Dans ce texte de loi, il y a toute une série de dispositifs qui, dans les cas de lutte contre la grande criminalité organisée, donneront des moyens techniques d'enquête plus importants qu'aujourd'hui. Bien entendu, l'utilisation de ces moyens devra se faire sous le contrôle du procureur de la République ou selon les cas du juge des libertés et de la détention. Il faudra être précautionneux avec certains de ces moyens. Je prendrai l'exemple des " sonorisations " : Il n'est pas totalement impossible que ce type de dispositif ait pu exister par le passé, mais dans le discours officiel on ne le dit pas, ce qui fait que l'on se retrouve dans une situation juridique impossible. Un certain nombre de professionnels, serviteurs de l'Etat, prennent des risques personnels, il ne faut pas l'oublie r. Le texte de loi va donc permettre l'utilisation officielle, légale, de ce type de dispositif. Il est évident qu'il faudra une utilisation raisonnable de ce type de dispositif et un contrôle du magistrat. Cet exemple illustre bien la façon dont nous devons, comme dans tous les grands pays démocratiques, nous adapter et adopter un langage vrai sur ces sujets. Mon rôle évidemment, et je ne l'oublie jamais, c'est d'être au sein du Gouvernement, le défenseur des libertés individuelles et publiques.

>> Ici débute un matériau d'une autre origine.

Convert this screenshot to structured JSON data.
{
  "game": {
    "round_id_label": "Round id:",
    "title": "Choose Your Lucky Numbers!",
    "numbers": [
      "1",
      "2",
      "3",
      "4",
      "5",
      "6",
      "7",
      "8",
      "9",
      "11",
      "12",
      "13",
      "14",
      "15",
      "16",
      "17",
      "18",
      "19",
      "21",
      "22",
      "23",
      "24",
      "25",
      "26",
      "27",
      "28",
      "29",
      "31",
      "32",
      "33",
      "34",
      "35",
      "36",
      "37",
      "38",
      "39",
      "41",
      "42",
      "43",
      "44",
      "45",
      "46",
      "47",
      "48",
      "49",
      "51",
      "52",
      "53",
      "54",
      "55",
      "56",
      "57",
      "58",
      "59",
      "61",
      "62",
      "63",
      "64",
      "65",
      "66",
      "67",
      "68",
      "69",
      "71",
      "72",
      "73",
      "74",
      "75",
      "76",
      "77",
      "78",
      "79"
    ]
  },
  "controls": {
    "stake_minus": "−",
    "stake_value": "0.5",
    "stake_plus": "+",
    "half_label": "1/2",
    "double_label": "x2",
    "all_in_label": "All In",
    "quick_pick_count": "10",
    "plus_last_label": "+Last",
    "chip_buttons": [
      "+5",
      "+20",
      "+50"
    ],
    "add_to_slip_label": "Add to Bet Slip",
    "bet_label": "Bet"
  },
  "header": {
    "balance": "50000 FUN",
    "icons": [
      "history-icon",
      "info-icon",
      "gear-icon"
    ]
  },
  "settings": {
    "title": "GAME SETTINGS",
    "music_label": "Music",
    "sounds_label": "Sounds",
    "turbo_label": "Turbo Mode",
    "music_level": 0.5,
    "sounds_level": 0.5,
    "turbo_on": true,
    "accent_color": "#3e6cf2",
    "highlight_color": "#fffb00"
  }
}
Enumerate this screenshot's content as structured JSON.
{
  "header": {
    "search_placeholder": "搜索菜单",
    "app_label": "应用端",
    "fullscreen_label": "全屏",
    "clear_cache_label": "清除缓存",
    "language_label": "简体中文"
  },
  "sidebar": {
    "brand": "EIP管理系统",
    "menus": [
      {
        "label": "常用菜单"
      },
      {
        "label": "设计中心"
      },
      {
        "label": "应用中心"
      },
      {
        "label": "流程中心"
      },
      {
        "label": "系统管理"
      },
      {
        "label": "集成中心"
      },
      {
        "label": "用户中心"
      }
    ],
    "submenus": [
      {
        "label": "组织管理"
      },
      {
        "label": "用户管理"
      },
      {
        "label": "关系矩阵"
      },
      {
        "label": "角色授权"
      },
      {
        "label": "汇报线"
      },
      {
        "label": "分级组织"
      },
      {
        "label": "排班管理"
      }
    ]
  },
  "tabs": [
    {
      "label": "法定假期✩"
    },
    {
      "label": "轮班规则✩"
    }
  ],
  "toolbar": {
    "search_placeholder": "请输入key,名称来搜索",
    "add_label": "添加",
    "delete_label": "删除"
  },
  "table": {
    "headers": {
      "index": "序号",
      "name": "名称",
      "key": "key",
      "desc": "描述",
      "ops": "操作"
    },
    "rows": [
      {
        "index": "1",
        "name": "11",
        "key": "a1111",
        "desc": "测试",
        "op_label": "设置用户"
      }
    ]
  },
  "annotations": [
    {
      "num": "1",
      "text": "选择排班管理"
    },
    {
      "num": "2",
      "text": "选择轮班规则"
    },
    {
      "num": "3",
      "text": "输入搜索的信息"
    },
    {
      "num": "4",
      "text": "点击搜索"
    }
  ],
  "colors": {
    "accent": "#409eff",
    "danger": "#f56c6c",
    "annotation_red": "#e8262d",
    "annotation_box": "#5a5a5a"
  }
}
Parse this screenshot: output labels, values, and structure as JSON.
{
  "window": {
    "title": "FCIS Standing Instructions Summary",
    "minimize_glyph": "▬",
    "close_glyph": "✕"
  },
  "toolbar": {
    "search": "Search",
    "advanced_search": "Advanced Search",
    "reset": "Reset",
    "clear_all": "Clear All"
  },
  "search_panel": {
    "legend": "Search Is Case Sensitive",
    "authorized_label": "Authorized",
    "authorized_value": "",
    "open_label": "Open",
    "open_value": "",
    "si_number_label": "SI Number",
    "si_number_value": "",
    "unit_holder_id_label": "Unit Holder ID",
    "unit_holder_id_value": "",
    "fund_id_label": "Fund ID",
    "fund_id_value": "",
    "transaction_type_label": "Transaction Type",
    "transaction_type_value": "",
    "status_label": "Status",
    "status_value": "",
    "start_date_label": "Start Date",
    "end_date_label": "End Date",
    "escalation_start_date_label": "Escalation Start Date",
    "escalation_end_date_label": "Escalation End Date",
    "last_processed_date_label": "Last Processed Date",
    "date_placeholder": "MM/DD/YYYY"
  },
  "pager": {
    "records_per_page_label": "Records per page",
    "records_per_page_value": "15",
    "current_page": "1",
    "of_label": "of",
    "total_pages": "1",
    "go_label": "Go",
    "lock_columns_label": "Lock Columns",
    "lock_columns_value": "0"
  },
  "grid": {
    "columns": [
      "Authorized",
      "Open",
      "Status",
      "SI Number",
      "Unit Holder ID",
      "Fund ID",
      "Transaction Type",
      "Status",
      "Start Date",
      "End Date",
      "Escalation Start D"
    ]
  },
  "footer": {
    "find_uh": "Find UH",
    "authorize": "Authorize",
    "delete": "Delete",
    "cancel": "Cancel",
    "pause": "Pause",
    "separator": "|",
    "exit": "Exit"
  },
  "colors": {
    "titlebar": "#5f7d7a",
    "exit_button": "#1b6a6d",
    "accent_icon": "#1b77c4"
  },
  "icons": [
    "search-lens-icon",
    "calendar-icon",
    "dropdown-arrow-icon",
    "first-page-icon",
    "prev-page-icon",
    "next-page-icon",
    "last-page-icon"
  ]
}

Mais nous devons, lorsque c'est nécessaire et dans un cadre légal parfaitement défini, donner à ceux qui s'exposent dans la lutte contre la criminalité organisée, les moyens de le faire avec efficacité. C'est la même chose sur l'infiltration, sur laquelle il y a une certaine hypocrisie de discours. Là encore, il vaut mieux clarifier le débat et fixer le cadre légal que d'en rester dans le flou Il en va de la sécurité de la personne qu'on infiltre, il en va aussi de la sécurité juridique de notre pays et d'une certaine conception de la défense des libertés Autre exemple : la rémunération des indicateurs. Il faut bien, à un moment donné, savoir ce que l'on fait, comment on le fait et si on a le droit de le faire. C'est comme cela que l'on fait sorte qu'il y ait un Etat de droit dans notre pays. Je n'accepte pas l'idée que notre législation soit hyper moralisante mais accepterait des choses inacceptables par hypocrisie. Il y a là quelque chose qui n'est pas satisfaisant et c'est la raison pour laquelle j'ai provoqué et assumé un certain nombre de changements, qui me paraissent ainsi permettre aux professionnels de travailler dans une sécurité juridique suffisante et dans le respect des libertés que nous devons les uns et les autres à nos concitoyens.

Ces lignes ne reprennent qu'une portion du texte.